# Watkinsville GA - Hardigree Wildlife Sanctuary Fall Rendezvous - Saturday, Sep 30th



## hicktownboy (Sep 6, 2017)

Hardigree Fall Rendezvous
Saturday, September 30th, 2017 (9am - 5pm)
​
Location:
1110 Old Greensboro Road, Watkinsville, GA 30677
​
Entry Fee: 
$10.00 per person (No charge for kids 12 & under)
​
Live Auction at 4:00pm! Items will be crafts from
vendors at the Rendezvous (See poster for details)
​
Lunch & refreshments available for purchase
(NO ALCOHOL ALLOWED ON PROPERTY)
​
Questions? Contact us at (706) 310-0088

OR

steve@hardigreewildlifesanctuary.org
sharon@hardigreewildlifesanctuary.org


The David Henry Hardigree Wildlife Sanctuary, established in 1992, is located on Old Greensboro Road just .4 mile outside Watkinsville. It is a private, non-profit organization with 501(c)3 charity status. The Sanctuary was established by Ms. Vivian Ward and named in honor of her grandfather who was a life-long resident of Oconee County. 

**Disclosure - I am not employed by, nor affiliated with the Hardigree Wildlife Sanctuary. I am a friend of folks that volunteer there.


----------



## Willjo (Sep 6, 2017)

Sounds like a nice event, good people there.


----------



## YellowKnife (Sep 6, 2017)

Willjo said:


> Sounds like a nice event, good people there.
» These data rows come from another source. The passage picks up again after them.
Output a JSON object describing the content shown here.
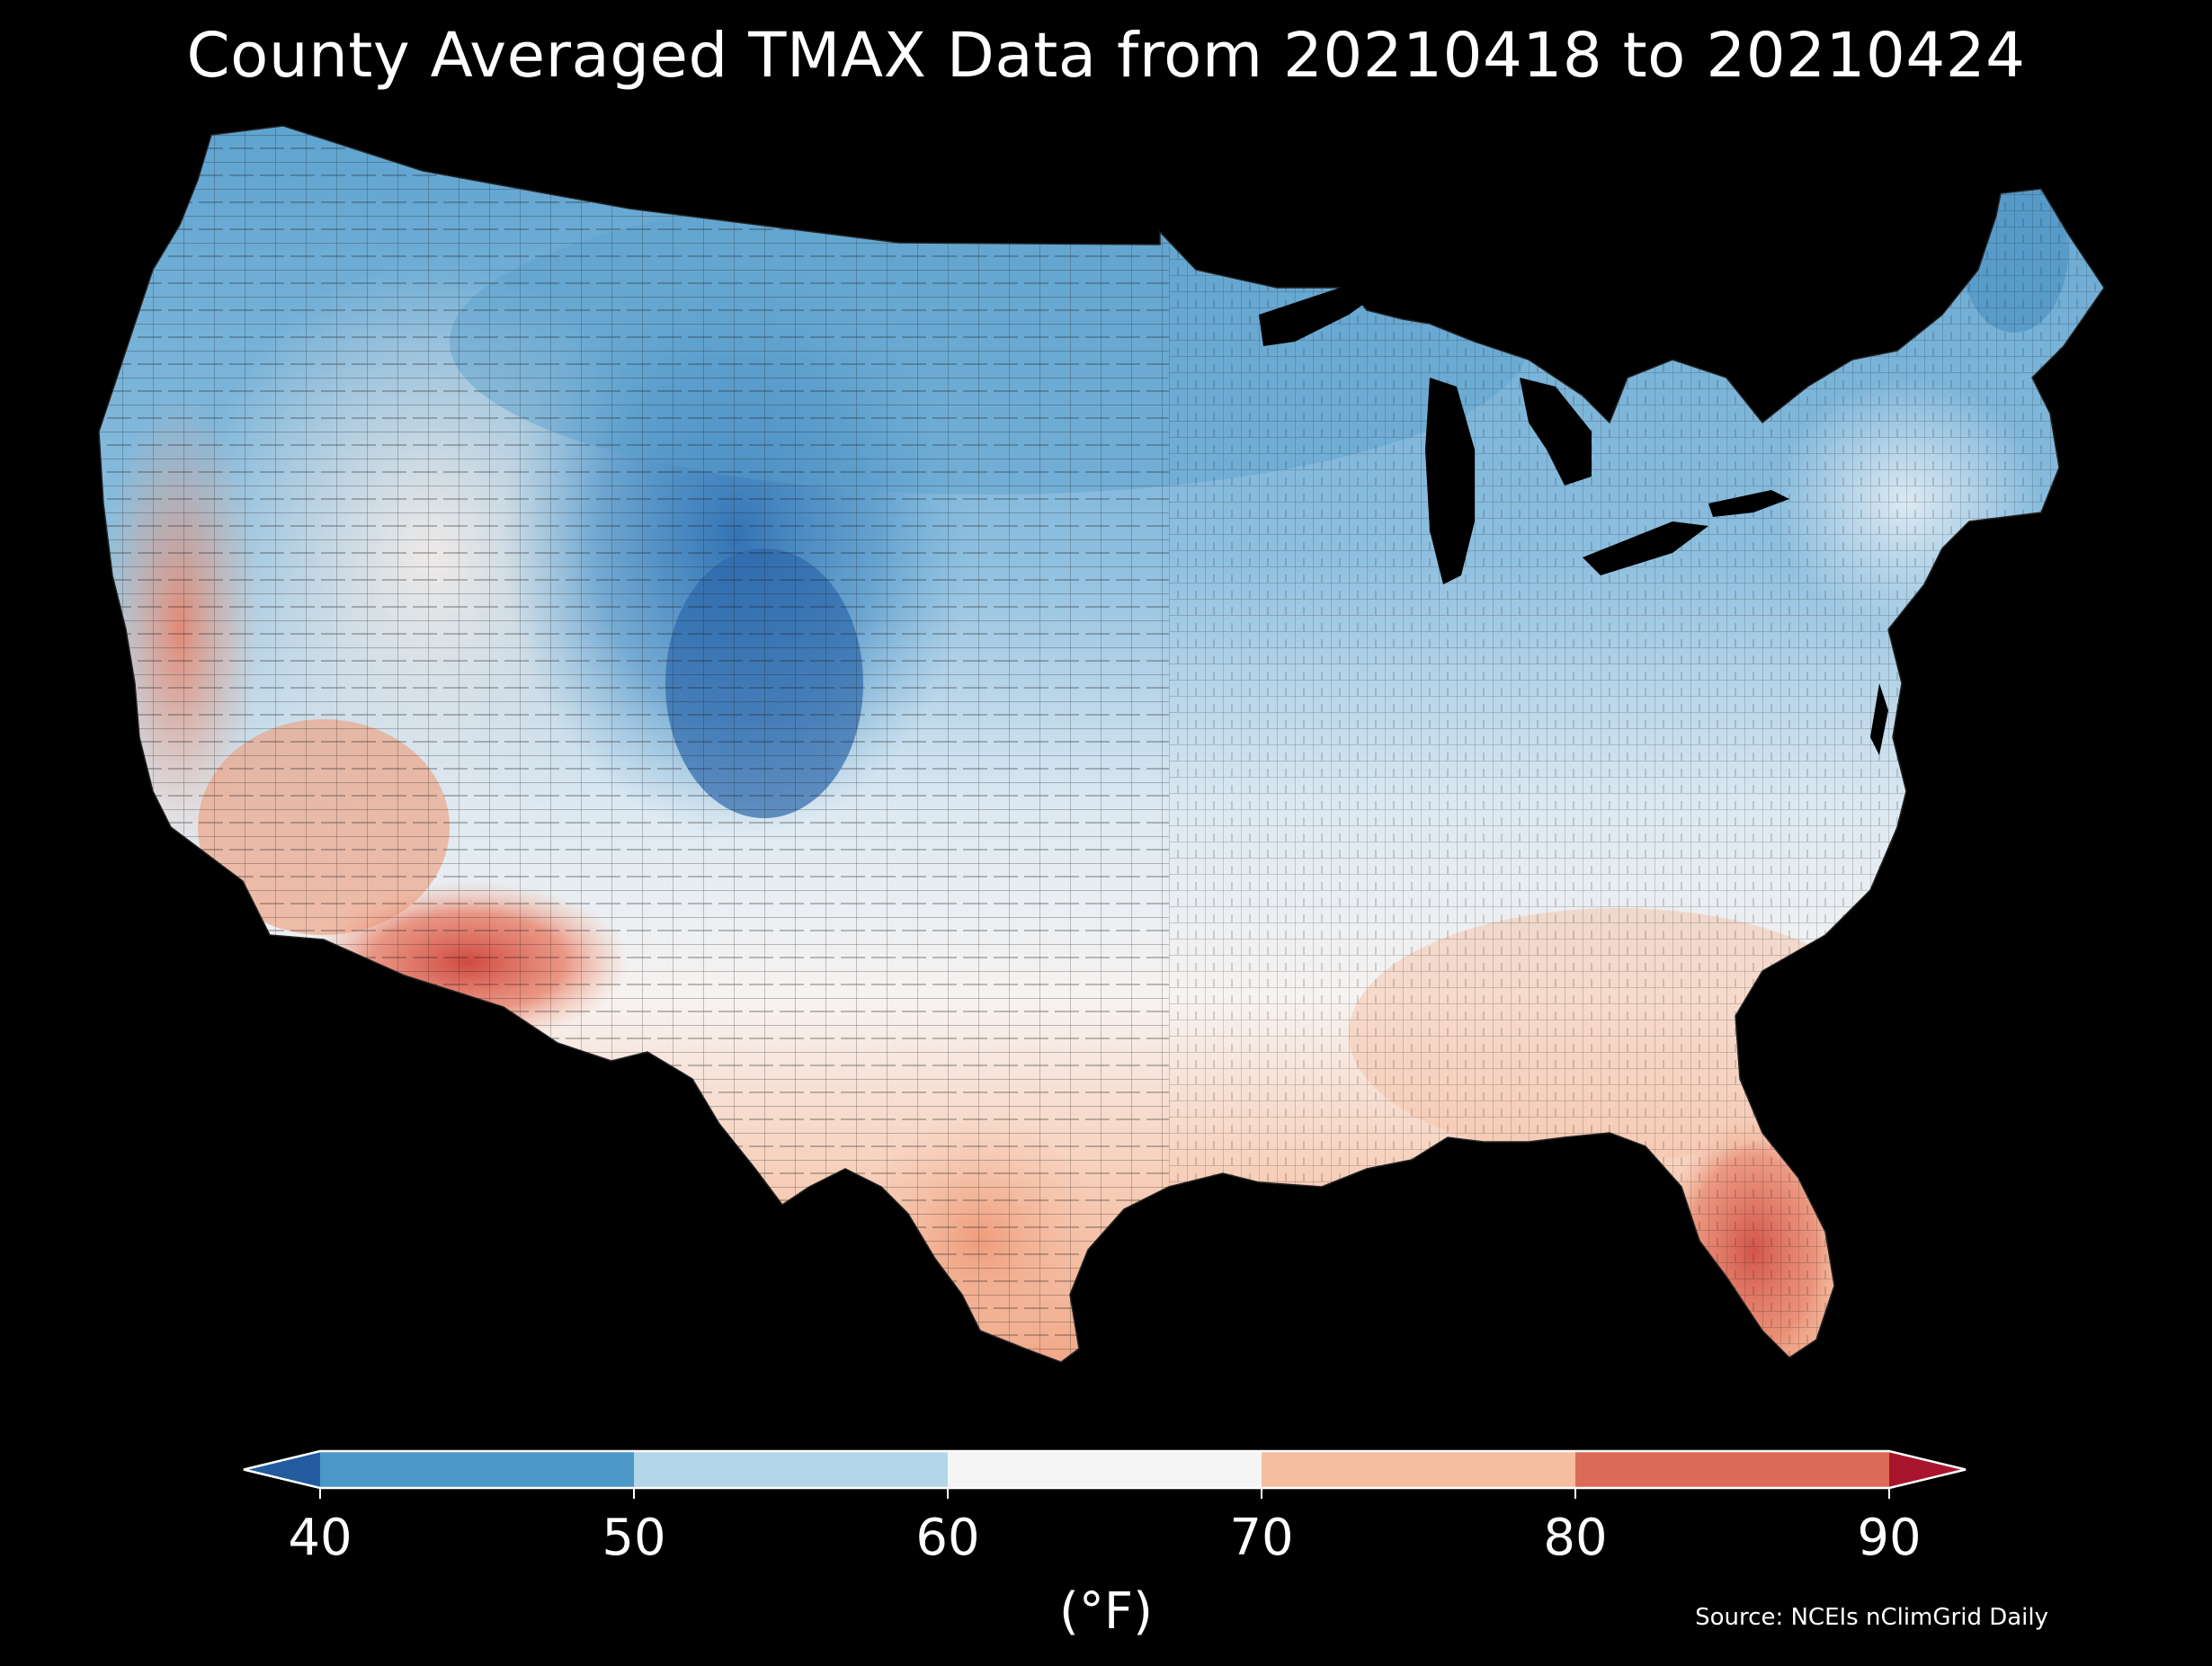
{
  "title": "County Averaged TMAX Data from 20210418 to 20210424",
  "colorbar": {
    "ticks": [
      "40",
      "50",
      "60",
      "70",
      "80",
      "90"
    ],
    "unit": "(°F)",
    "bins": [
      {
        "range": "<40",
        "color": "#225b9e"
      },
      {
        "range": "40-50",
        "color": "#4b98c7"
      },
      {
        "range": "50-60",
        "color": "#b3d6e8"
      },
      {
        "range": "60-70",
        "color": "#f5f5f5"
      },
      {
        "range": "70-80",
        "color": "#f6bea1"
      },
      {
        "range": "80-90",
        "color": "#dc6a58"
      },
      {
        "range": ">90",
        "color": "#a8152d"
      }
    ]
  },
  "source": "Source: NCEIs nClimGrid Daily",
  "map": {
    "background": "#000000",
    "region": "Contiguous United States, county level"
  }
}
You bet Willjo! Specilly ater me and you get there! No joke tho... we have over 30 vendors signed up and expect to pick up more as the word spreads. We want get folks back outdoors and in touch with their past and the way folks lived and did things in times gone by. What better place to do just that than Hardigree Wildlife Sanctuary in Watkinsville,Ga. This a beautiful 88 acre outdoor classroom that has restrooms, a pavilion, hiking trails a pond, wildlife observation stations and is eat up with deer, turkey and other critters. Outdoors Without Limits founder, Kirk Thomas will be there to share what OWL does and how he can help get disabled folks back in the woods and on the lake at absolute zero cost to them. Also every disabled person who wants to learn to flint knap will receive a FREE flint knapping kit. Just stop by and see Kirk at his set up. Rumor has it that the boy's from Twin City are brangin' some of their artifact collection for folks to slobber over Vendors will receive continental breakfast and a lunch. 
YK


----------



## Willjo (Sep 6, 2017)

YellowKnife said:


> You bet Willjo! Specilly ater me and you get there! No joke tho... we have over 30 vendors signed up and expect to pick up more as the word spreads. We want get folks back outdoors and in touch with their past and the way folks lived and did things in times gone by. What better place to do just that than Hardigree Wildlife Sanctuary in Watkinsville,Ga. This a beautiful 88 acre outdoor classroom that has restrooms, a pavilion, hiking trails a pond, wildlife observation stations and is eat up with deer, turkey and other critters. Outdoors Without Limits founder, Kirk Thomas will be there to share what OWL does and how he can help get disabled folks back in the woods and on the lake at absolute zero cost to them. Also every disabled person who wants to learn to flint knap will receive a FREE flint knapping kit. Just stop by and see Kirk at his set up. Rumor has it that the boy's from Twin City are brangin' some of their artifact collection for folks to slobber over Vendors will receive continental breakfast and a lunch.
> YK


 
Might just happen


----------



## Anvil Head (Sep 7, 2017)

Man Benjie, that's the same weekend as Trackrock.......just not enough days on the calendar. Hope you guys have a great turnout.
Thanks again for the raffle knife it's really going to make a good return for Scottish Rite this year.


----------



## YellowKnife (Sep 7, 2017)

Carl, this one of them times I wish there was two of me, but I plan to join ya'll next spring. Looks like the Flint River Knife gang is gonna be with me. Tell everyone hello and give Frank and his family my regards. Hate to miss a  good time with such great people.
YK


----------



## Anvil Head (Sep 8, 2017)

Couldn't handle a "cloned" me, we'd always be arguing on who goes where and who is most wrong (get enough of that at home already).
I'm sure you guys will have a great time if the weather cooperates.


----------